Depuis la communauté subit la mort mystérieuse d’animaux et des récoltes, les villageois attribuent cette punition au départ de Clara. Sa mère décide de la retrouver. Dès les premières images, la mise en scène affirme une ambition esthétique claire : les corps et les voix appartiennent à un territoire, celui des Andes boliviennes, qui ne servent pas de simple décor, mais de lieu protecteur, celui des ancêtres et de la communauté.

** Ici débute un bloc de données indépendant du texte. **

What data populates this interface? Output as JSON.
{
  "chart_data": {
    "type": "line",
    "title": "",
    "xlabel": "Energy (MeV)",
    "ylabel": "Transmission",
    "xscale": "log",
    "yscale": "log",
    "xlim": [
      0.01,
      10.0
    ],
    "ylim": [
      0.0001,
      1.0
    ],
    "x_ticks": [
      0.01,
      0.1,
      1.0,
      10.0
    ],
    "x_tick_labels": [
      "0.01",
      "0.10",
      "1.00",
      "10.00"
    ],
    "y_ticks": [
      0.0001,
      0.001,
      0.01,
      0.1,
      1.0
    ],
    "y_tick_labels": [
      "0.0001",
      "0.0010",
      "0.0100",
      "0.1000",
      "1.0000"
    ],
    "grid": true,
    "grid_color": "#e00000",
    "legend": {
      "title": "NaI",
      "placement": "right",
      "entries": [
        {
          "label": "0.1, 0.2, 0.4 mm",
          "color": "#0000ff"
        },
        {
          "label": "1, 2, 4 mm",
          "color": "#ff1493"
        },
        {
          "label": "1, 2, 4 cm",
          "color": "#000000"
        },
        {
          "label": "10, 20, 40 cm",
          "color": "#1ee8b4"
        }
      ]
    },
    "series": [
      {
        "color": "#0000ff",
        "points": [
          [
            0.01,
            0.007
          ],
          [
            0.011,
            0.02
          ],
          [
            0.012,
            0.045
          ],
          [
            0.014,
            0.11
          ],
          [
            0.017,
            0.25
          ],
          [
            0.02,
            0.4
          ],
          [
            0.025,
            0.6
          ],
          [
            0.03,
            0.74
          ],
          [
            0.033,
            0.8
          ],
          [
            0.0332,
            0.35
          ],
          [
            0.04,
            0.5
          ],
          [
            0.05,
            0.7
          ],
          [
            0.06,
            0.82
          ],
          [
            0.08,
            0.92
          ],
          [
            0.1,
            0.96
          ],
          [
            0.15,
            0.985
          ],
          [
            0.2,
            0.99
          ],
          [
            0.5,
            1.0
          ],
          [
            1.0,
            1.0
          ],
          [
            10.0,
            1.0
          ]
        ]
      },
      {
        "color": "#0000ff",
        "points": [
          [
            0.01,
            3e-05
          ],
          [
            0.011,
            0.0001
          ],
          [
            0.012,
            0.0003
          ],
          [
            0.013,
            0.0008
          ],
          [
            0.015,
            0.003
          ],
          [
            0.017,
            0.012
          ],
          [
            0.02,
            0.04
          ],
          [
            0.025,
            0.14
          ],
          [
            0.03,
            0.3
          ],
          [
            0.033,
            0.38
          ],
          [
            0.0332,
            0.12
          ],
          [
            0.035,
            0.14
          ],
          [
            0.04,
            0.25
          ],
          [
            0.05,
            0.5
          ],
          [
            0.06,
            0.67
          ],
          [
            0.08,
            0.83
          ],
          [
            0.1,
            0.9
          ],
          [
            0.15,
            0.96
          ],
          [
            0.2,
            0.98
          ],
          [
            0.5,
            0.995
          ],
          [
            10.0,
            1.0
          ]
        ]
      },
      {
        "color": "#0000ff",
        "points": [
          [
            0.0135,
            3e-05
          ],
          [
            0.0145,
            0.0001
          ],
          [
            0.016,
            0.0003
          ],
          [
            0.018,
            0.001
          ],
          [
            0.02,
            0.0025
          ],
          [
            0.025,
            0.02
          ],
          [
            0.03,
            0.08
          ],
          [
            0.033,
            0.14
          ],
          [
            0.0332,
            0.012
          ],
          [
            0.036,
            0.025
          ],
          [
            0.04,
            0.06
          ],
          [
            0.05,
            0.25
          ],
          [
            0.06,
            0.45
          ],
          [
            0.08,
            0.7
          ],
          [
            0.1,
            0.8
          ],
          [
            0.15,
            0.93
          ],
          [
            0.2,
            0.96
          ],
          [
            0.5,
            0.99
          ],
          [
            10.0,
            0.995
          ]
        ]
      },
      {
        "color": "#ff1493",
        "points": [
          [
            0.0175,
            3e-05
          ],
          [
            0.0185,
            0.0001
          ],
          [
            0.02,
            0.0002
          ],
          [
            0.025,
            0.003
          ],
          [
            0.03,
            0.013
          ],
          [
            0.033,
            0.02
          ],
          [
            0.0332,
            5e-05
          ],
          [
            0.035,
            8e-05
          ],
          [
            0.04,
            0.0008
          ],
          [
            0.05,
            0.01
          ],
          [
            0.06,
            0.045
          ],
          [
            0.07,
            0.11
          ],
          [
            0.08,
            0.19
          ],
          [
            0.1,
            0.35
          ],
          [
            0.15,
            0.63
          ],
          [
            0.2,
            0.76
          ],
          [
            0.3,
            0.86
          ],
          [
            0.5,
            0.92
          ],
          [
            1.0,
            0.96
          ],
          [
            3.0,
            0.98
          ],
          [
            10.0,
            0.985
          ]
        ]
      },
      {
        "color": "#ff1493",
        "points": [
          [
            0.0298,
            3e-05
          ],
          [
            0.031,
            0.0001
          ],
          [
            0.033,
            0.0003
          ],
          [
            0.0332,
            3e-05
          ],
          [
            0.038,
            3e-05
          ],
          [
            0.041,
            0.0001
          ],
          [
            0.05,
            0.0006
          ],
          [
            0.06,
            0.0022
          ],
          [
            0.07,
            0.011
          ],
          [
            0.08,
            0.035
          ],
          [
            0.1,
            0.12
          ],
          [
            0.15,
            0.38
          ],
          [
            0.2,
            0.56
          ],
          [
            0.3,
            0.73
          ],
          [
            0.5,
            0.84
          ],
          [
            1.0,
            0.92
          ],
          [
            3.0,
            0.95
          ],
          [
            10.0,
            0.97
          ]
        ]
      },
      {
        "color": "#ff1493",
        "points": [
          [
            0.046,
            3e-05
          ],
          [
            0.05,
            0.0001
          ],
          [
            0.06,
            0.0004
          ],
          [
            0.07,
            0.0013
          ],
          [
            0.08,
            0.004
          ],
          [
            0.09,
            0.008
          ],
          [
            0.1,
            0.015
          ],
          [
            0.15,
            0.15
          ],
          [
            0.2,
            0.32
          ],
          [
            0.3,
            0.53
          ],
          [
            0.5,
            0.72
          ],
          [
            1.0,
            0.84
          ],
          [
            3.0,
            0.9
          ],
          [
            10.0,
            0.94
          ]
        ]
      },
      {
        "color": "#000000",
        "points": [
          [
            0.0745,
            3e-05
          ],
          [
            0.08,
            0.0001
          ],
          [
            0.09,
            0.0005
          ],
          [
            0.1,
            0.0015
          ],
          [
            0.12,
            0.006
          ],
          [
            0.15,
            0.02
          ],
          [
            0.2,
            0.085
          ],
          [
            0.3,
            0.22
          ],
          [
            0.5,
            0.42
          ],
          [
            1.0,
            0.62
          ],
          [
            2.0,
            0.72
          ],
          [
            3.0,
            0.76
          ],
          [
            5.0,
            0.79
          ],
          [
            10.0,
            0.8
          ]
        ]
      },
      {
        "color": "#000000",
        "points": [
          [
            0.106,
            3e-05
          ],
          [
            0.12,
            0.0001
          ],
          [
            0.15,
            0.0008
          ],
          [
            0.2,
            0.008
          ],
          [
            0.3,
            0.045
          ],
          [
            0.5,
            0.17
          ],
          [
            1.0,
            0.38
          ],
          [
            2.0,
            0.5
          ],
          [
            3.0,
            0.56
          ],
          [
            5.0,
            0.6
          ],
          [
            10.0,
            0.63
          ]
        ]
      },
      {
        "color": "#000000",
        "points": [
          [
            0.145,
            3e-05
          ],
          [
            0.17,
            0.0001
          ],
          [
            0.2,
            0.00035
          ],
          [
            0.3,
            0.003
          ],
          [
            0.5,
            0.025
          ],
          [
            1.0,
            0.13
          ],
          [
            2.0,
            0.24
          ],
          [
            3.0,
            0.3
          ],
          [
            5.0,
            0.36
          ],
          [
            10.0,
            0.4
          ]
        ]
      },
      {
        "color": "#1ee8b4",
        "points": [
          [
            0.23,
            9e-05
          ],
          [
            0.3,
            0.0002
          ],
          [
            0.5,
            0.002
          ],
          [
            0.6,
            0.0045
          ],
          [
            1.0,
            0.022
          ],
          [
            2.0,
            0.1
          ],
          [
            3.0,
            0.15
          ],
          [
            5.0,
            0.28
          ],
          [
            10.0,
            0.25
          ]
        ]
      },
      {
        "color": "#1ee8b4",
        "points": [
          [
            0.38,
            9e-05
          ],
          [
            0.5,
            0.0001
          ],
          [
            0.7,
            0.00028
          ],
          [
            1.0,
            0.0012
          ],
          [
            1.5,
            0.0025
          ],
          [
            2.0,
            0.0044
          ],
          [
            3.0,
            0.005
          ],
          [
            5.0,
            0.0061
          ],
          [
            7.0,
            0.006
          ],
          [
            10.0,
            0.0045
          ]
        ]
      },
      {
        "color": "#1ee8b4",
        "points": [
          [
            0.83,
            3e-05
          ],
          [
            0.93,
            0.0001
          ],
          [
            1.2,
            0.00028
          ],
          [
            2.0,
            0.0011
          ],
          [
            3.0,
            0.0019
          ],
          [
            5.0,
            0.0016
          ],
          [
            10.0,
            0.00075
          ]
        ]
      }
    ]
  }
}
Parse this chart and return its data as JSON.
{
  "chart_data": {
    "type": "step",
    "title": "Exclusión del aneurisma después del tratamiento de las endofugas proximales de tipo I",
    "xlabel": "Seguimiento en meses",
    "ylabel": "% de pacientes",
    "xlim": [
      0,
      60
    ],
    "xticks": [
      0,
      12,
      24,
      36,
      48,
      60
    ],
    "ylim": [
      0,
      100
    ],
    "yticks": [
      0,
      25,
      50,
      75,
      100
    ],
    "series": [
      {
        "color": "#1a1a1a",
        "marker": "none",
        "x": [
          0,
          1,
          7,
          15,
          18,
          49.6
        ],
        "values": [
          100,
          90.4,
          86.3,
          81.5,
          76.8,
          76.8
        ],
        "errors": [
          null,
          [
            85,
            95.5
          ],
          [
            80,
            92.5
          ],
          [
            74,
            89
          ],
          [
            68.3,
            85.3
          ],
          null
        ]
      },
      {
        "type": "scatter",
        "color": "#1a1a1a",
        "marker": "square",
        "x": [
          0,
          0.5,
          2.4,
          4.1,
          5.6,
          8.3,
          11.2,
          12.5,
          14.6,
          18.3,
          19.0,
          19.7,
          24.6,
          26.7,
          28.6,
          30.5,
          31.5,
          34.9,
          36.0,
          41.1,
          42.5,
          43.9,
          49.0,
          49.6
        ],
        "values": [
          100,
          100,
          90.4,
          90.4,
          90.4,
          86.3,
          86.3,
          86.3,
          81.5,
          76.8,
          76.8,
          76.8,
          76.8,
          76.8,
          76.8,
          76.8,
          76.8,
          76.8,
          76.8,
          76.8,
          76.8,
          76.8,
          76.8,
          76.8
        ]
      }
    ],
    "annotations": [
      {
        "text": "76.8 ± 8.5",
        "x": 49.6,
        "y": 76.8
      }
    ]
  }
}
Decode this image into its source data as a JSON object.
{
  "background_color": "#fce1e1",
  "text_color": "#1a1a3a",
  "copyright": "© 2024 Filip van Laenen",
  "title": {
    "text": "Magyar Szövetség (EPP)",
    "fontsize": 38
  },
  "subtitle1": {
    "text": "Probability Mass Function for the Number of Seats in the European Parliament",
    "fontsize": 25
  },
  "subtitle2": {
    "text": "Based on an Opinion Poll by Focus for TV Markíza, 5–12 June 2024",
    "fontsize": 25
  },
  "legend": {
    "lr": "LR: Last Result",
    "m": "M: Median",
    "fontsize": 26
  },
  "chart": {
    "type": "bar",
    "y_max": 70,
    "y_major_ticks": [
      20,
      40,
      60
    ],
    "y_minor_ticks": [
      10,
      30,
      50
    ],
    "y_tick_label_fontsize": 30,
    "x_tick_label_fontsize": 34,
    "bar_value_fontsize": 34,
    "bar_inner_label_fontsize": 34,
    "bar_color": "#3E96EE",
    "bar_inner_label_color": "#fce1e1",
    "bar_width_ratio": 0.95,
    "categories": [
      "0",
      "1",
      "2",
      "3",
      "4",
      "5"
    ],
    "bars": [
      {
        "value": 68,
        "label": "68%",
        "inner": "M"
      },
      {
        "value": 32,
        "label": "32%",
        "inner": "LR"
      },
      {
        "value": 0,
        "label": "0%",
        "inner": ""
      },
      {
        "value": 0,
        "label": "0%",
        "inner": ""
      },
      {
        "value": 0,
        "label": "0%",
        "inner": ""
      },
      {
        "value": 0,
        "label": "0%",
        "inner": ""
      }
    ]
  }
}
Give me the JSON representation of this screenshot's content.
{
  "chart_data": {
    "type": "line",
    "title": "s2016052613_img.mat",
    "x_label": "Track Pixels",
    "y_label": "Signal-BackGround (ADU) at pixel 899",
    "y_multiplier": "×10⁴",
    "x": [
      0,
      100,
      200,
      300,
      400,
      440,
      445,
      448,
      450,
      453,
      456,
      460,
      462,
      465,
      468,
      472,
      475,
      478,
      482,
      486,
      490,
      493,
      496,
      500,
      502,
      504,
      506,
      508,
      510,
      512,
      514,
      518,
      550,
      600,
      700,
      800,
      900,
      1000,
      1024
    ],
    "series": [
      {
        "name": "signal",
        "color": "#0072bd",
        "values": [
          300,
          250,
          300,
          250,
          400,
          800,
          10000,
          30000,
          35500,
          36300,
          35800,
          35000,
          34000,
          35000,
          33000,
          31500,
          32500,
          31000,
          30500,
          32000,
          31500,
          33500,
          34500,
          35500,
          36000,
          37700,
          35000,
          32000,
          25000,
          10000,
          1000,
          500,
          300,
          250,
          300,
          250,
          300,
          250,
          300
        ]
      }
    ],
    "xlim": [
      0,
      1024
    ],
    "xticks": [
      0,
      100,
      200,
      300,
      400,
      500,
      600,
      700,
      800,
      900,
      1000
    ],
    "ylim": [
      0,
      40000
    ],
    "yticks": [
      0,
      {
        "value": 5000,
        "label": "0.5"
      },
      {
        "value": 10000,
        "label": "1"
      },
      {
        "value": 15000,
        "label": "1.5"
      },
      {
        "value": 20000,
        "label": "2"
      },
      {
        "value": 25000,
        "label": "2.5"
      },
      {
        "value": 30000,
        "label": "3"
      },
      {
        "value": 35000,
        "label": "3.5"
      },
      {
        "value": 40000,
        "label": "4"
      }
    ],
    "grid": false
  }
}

Les plans larges, la lumière naturelle et la lenteur assumée du rythme composent un espace sensoriel où le temps semble flexible.

L’approche contemplative est assumée, et selon la critique, rapproche le film d’un certain cinéma d’observation : le spectateur est invité à écouter les paroles autant que les silences. La singularité de l’œuvre tient aussi à son ancrage linguistique et culturel. Tourné en quechua et en espagnol, le film donne à voir des pratiques et des savoirs rarement représentés à l’écran avec une telle précision.

En Bolivie, les doualas accompagnent les femmes pendant la grossesse et l’accouchement. Elles offrent un soutien émotionnel, physique, sans actes médicaux. Elles perpétuent les savoirs traditionnels andins, facilitent le dialogue avec le personnel de santé et défendent les droits des mères. Leur présence réduit l’anxiété et facilite les naissances. Par ailleurs, le condor est messager entre ciel et terre. Il symbolise la protection, l’élévation et guidance. 

La douala, de son côté, accompagne la femme dans le passage de la naissance, moment ténu entre deux mondes. Tous deux incarnent la médiation et le soin : le condor relie les plans spirituels comme la doula relie la mère et l’enfant. Le son joue un rôle déterminant. Les chants, les bruissements du vent, mais aussi les sons plus contemporains comme celui d’une radio ou les bruits de la ville participent de la dramaturgie. La voix devient un motif central : voix héritée, voix désirée, voix empêchée parfois. Clara, la jeune femme que nous suivons dans le film, porte cette thématique ; elle apprécie autant les chants des doualas que les chansons pop. Un très beau film à découvrir dès le 19 août.